The Court dismissed the expert's opinion on the following bases:

  1. His opinion was based on an assumption that the plaintiff had slipped on water, which the Court found to be mere "surmise" on his part;

  2. The expert opined that several steps could be taken to ensure a safe surface. These included installing a safe floor that had sufficient slip resistant properties even when wet; and

  3. The expert did not discuss the cost of replacing the terrazzo floors.

The Court of Appeal upheld the lower Court's decision and dismissed the appeal, confirming the trial judge's alternative findings of fact on the principal issue of fact - that either (i) there was no water present or, (ii) that she was not satisfied the plaintiff slipped on water.

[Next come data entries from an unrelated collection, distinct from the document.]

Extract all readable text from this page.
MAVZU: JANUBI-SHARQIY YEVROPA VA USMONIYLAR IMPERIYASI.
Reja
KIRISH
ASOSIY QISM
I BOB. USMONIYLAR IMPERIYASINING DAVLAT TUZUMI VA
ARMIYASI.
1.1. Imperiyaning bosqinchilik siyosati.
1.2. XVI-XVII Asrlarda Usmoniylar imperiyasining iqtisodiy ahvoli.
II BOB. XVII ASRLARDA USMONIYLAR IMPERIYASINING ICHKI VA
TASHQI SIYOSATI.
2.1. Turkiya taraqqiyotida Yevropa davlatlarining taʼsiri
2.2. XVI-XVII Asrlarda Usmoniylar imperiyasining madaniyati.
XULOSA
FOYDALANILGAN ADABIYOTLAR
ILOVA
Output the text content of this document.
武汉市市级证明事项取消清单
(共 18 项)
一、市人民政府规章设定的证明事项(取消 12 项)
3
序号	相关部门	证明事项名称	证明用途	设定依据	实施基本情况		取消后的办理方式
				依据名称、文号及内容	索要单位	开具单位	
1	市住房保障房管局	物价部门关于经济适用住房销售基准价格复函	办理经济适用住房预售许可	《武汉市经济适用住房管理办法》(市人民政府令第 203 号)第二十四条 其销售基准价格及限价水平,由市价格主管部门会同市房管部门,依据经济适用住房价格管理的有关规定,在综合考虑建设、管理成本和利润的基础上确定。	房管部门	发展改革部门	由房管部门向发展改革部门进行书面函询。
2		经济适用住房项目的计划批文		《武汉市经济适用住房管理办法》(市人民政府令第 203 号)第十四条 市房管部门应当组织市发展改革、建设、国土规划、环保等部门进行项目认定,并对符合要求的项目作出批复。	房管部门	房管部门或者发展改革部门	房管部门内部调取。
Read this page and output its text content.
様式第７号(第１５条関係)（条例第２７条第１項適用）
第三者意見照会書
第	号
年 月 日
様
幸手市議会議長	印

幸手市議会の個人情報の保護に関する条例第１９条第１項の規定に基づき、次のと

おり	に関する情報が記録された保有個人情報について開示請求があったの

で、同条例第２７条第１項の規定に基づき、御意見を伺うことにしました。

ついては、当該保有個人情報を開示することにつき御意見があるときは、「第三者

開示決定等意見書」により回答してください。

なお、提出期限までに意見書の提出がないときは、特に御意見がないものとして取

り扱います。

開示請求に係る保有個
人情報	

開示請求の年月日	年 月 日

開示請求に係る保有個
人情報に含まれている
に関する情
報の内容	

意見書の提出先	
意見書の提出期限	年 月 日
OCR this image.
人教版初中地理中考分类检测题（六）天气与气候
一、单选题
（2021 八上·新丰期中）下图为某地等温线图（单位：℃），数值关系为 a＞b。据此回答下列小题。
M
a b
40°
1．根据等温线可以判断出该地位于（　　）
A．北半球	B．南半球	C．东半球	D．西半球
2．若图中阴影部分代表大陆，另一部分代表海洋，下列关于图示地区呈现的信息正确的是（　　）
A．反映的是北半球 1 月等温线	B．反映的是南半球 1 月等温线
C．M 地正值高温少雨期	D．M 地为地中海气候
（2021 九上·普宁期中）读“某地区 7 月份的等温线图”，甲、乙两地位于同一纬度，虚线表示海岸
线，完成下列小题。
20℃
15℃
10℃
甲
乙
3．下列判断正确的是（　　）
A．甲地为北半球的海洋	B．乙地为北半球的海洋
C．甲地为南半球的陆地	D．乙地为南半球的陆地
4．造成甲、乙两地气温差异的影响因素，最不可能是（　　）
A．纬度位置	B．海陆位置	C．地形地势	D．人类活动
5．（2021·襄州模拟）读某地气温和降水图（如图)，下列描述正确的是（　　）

The Court also noted that had there been water on the floor, it would have demonstrated that the system of cleaning had failed; not that the system itself was not appropriate and adequate as a means of fulfilling the duty of care. There was no expert evidence which said that it was inadequate.

Key takeaways

The decision as affirmed in Carnemolla will provide some comfort for retailers: it demonstrates that, where there is either: 

  1. evidence that a reasonable system of cleaning was implemented; or 

  2. a lack of evidence that the incident involved a hazard, 

courts will reject these claims.

While we anticipate claimants will continue to make such arguments in slip and fall claims, the case shows that expert evidence or arguments for expensive solutions, such as the complete replacement of flooring, will not defeat a defence supported by an adequate system of cleaning and a lack of evidence as to the hazardous mechanism of the plaintiff's fall.